Il proliferare di ong, appelli, manifestazioni, concerti (da ultimo il Live Earth), al giorno d'oggi, non basta. Quel che cambia tra i giovani d'oggi è la maggior coscienza dei problemi del pianeta, che rispetto al '68, è più concreta. Certo manifestare nel maggio '68, magari mettendosi in posa per un fotografo (come accadde per la foto qui sopra) o partecipare a un raduno di figli dei fiori, è molto più sexy che andare a fare volontariato in Africa, impegnarsi nell'associazionismo o ancora partecipare ad iniziative civili on-line come questo Blog action day (il cui logo è provocatoriamente affiancato all'icona sessantottina).
Certo scagliare sampietrini contro la polizia a Boulevard Saint-Michel risulta sempre più trendy che essere consumatori responsabili, non lasciare il caricabatterie del cellulare nella presa o, ancora, battersi per il diritto di voto degli immigrati residenti. E non mi riferisco solo ai piccoli gesti quotidiani in contrapposizione con i massimi sistemi dei nostri genitori. Penso anche, in un altro registro, ad iniziative per l'Europa federale o alle tante associazioni che cercano di avvicinare e (re)mixare i paesi del Vecchio Continente. O a fare dell'Erasmus un'occasione per ridisegnare la mappa della tolleranza e dell'apertura.
Perché non è vero che siamo la generazione X, che non crediamo in niente, che siamo individualisti e punto. La generazione precedente era senza dubbio più politicizzata ma non per questo più impegnata della nostra.
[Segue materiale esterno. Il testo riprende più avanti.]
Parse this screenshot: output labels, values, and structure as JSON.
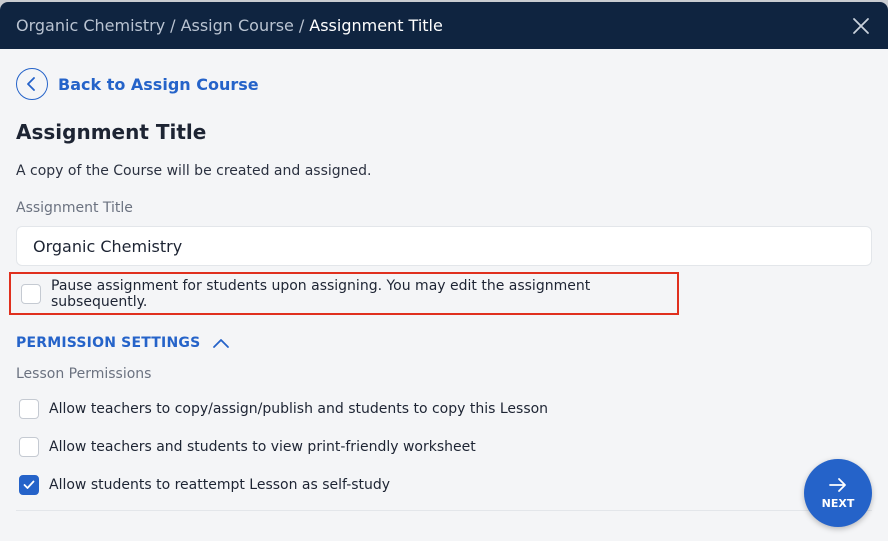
{
  "breadcrumb": {
    "items": [
      "Organic Chemistry",
      "Assign Course",
      "Assignment Title"
    ],
    "separator": "/"
  },
  "header": {
    "close_icon": "close-icon"
  },
  "back": {
    "label": "Back to Assign Course",
    "icon": "chevron-left-icon"
  },
  "page": {
    "title": "Assignment Title",
    "description": "A copy of the Course will be created and assigned."
  },
  "form": {
    "title_label": "Assignment Title",
    "title_value": "Organic Chemistry",
    "pause_label": "Pause assignment for students upon assigning. You may edit the assignment subsequently.",
    "pause_checked": false
  },
  "permissions": {
    "section_title": "PERMISSION SETTINGS",
    "expanded": true,
    "lesson_label": "Lesson Permissions",
    "items": [
      {
        "label": "Allow teachers to copy/assign/publish and students to copy this Lesson",
        "checked": false
      },
      {
        "label": "Allow teachers and students to view print-friendly worksheet",
        "checked": false
      },
      {
        "label": "Allow students to reattempt Lesson as self-study",
        "checked": true
      }
    ]
  },
  "next_button": {
    "label": "NEXT",
    "icon": "arrow-right-icon"
  },
  "colors": {
    "header_bg": "#0f2440",
    "accent": "#2563c9",
    "highlight_border": "#e0301e",
    "page_bg": "#f4f5f7"
  }
}
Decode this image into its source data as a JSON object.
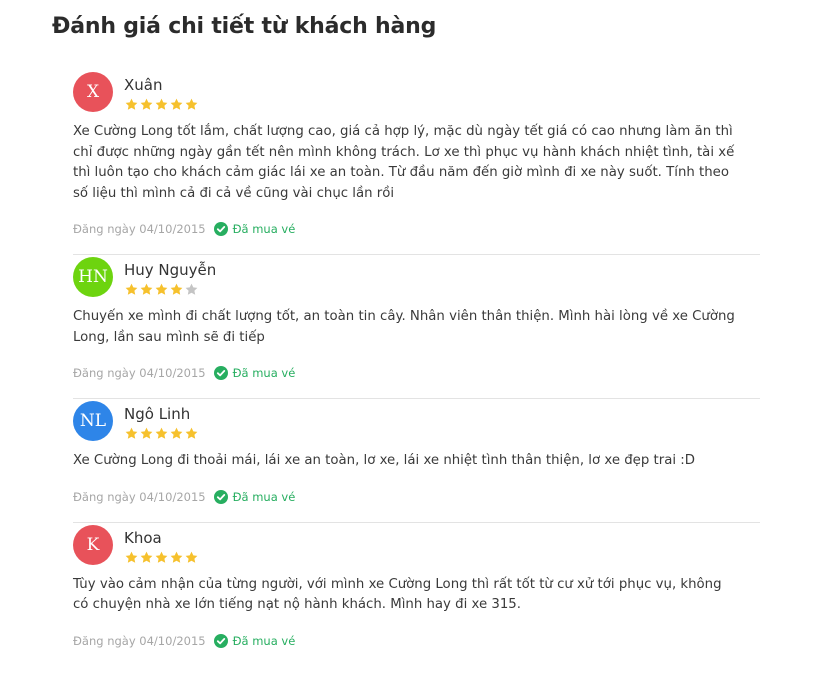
{
  "page_title": "Đánh giá chi tiết từ khách hàng",
  "colors": {
    "star_filled": "#f6c12d",
    "star_empty": "#c4c4c4",
    "verified": "#27ae60"
  },
  "reviews": [
    {
      "initials": "X",
      "avatar_color": "#e8525a",
      "name": "Xuân",
      "rating": 5,
      "text": "Xe Cường Long tốt lắm, chất lượng cao, giá cả hợp lý, mặc dù ngày tết giá có cao nhưng làm ăn thì chỉ được những ngày gần tết nên mình không trách. Lơ xe thì phục vụ hành khách nhiệt tình, tài xế thì luôn tạo cho khách cảm giác lái xe an toàn. Từ đầu năm đến giờ mình đi xe này suốt. Tính theo số liệu thì mình cả đi cả về cũng vài chục lần rồi",
      "date": "Đăng ngày 04/10/2015",
      "verified_label": "Đã mua vé"
    },
    {
      "initials": "HN",
      "avatar_color": "#6dd40f",
      "name": "Huy Nguyễn",
      "rating": 4,
      "text": "Chuyến xe mình đi chất lượng tốt, an toàn tin cây. Nhân viên thân thiện. Mình hài lòng về xe Cường Long, lần sau mình sẽ đi tiếp",
      "date": "Đăng ngày 04/10/2015",
      "verified_label": "Đã mua vé"
    },
    {
      "initials": "NL",
      "avatar_color": "#2e85e8",
      "name": "Ngô Linh",
      "rating": 5,
      "text": "Xe Cường Long đi thoải mái, lái xe an toàn, lơ xe, lái xe nhiệt tình thân thiện, lơ xe đẹp trai :D",
      "date": "Đăng ngày 04/10/2015",
      "verified_label": "Đã mua vé"
    },
    {
      "initials": "K",
      "avatar_color": "#e8525a",
      "name": "Khoa",
      "rating": 5,
      "text": "Tùy vào cảm nhận của từng người, với mình xe Cường Long thì rất tốt từ cư xử tới phục vụ, không có chuyện nhà xe lớn tiếng nạt nộ hành khách. Mình hay đi xe 315.",
      "date": "Đăng ngày 04/10/2015",
      "verified_label": "Đã mua vé"
    }
  ]
}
Post Scriptum (sulla politicizzazione). Sul mio comodino in questo momento c'è Cuori neri, un bel volume di Luca Telese sui morti “neri” degli anni di piombo. Nella sola Roma a cavallo tra gli anni Settanta e Ottanta ci furono ben cento delitti politici, vittime della tensione tra estremisti fascisti e comunisti. Nella capitale un terreno di lotta tra i più infuocati fu proprio il quartiere Trieste-Salario, dove ho studiato per tre anni. La memoria corre alle serate passate di fronte alla gelateria di Piazza Trieste (indimenticabile il gusto aranciotto, cioccolato con scorze d'arancio). E solo ora capisco il senso di quella scritta campeggiante in cima alla gelateria sul muro del palazzo: “Paolo vive” seguita da una croce celtica. “Paolo” era “Paolo Di Nella”, il militante – fascista ed ecologista (!) – barbaramente ucciso il 9 febbraio 1983 mentre attaccava manifesti per il recupero di un giardino pubblico. Adesso quei tempi di politicizzazione estrema e, spesso, estremista, di barbarie e terrore sono finiti. E sotto quella scritta è successo anche che, nel 2000, con Nicola Dell'Arciprete si parlasse di come scuotere le menti addormentate dell'opinione pubblica italiana creando un media transnazionale che desse spazio alla nostra generazione. Oggi quel giornale esiste e lo state leggendo. A chi scrive piace pensare che anche questo è impegno.
Comments
Caro Adriano,
google alert mi ha segnalato il tuo post, che ovviamente mi rende felice. Cuori è scritto per ragazzi della mia e della tua generazione, ovviamente l'hanno letto molti altri, ma io avevo in testa persone con meno di quarant'anni venuti dopo il diluvio, con voglia di capire. Quando Cuori esce dal tuo comodino fammi sapere cosa te ne è parso...
Luca
Erasmus...sono fresco di ritorno, e sentire o leggere questo nome è come una pugnalata al cuore...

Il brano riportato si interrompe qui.